In the code provided below I am to visualize the results of SHAP values of a random forest model.
The code is in R and it is shown below:
# Load necessary libraries
library(randomForest)
library(DALEX)
library(beeswarm)
data <- my_database
# Splitting the data into features and target
features <- data[, -which(names(data) %in% "Clus.1")]
target <- data$Clus.1
# Train a random forest model
rf_model <- randomForest(features, target)
# Create an explainer object
explainer <- DALEX::explain(rf_model, data = features, y = target)
# Compute SHAP values
shapley_values <- DALEX::predict_parts(explainer, new_observation = features)
# Plot bee swarm
beeswarm(shapley_values$shap_1)
I have tried to use beeswarm package
and I ended up with this error:
beeswarm(shapley_values$shap_1)
Error in rep(nms, sapply(x, length)) : invalid 'times' argument
Can you please suggest me what is wrong about the beeswarm
, or other similiar packages?
Output of what I am trying to do
And this is the output I am getting if I use plot(shapley_values)
{DALEX} does not support plotting/working with SHAP values of multiple observations.
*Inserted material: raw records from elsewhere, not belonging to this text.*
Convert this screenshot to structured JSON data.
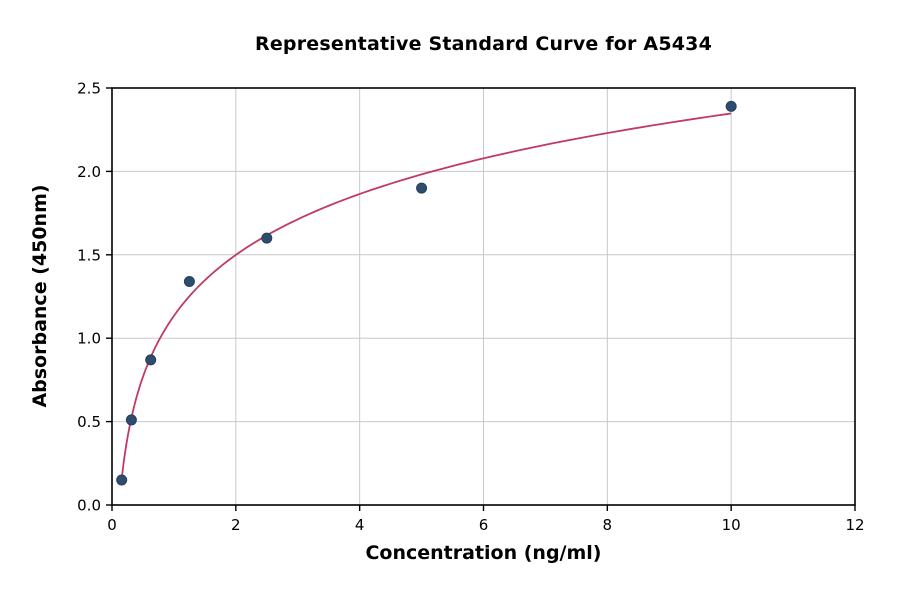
{
  "figure": {
    "background": "#ffffff"
  },
  "chart_data": {
    "type": "scatter",
    "title": "Representative Standard Curve for A5434",
    "xlabel": "Concentration (ng/ml)",
    "ylabel": "Absorbance (450nm)",
    "points": {
      "x": [
        0.156,
        0.313,
        0.625,
        1.25,
        2.5,
        5,
        10
      ],
      "y": [
        0.15,
        0.51,
        0.87,
        1.34,
        1.6,
        1.9,
        2.39
      ]
    },
    "fit": {
      "type": "logarithmic",
      "extent": "first-to-last-point"
    },
    "xlim": [
      0,
      12
    ],
    "ylim": [
      0,
      2.5
    ],
    "xticks": [
      0,
      2,
      4,
      6,
      8,
      10,
      12
    ],
    "xtick_labels": [
      "0",
      "2",
      "4",
      "6",
      "8",
      "10",
      "12"
    ],
    "yticks": [
      0,
      0.5,
      1.0,
      1.5,
      2.0,
      2.5
    ],
    "ytick_labels": [
      "0.0",
      "0.5",
      "1.0",
      "1.5",
      "2.0",
      "2.5"
    ],
    "grid": true,
    "legend": "none",
    "colors": {
      "point_fill": "#2e4d6e",
      "point_edge": "#24405c",
      "curve": "#c13a63",
      "grid": "#c9c9c9",
      "spine": "#000000",
      "text": "#000000"
    }
  }
}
Plotting SHAP beeswarm plots is easy with {shapviz}. Calculating SHAP values can done by different packages, e.g., {kernelshap}, {fastshap}, or {treeshap}.
Note that random forests are one of the worst for SHAP, because trees are deep and predictions are very slow.
library(randomForest)
library(kernelshap) # or library(treeshap)
library(shapviz)
fit <- randomForest(Sepal.Length ~ ., data = iris)
xvars <- setdiff(colnames(iris), "Sepal.Length")
# Or kernelshap() if length(xvars) is >10. Subsample bg_X to 100-500 rows
shap_values <- permshap(fit, X = iris, bg_X = iris, feature_names = xvars)
shap_values <- shapviz(shap_values)
sv_importance(shap_values, kind = "bee")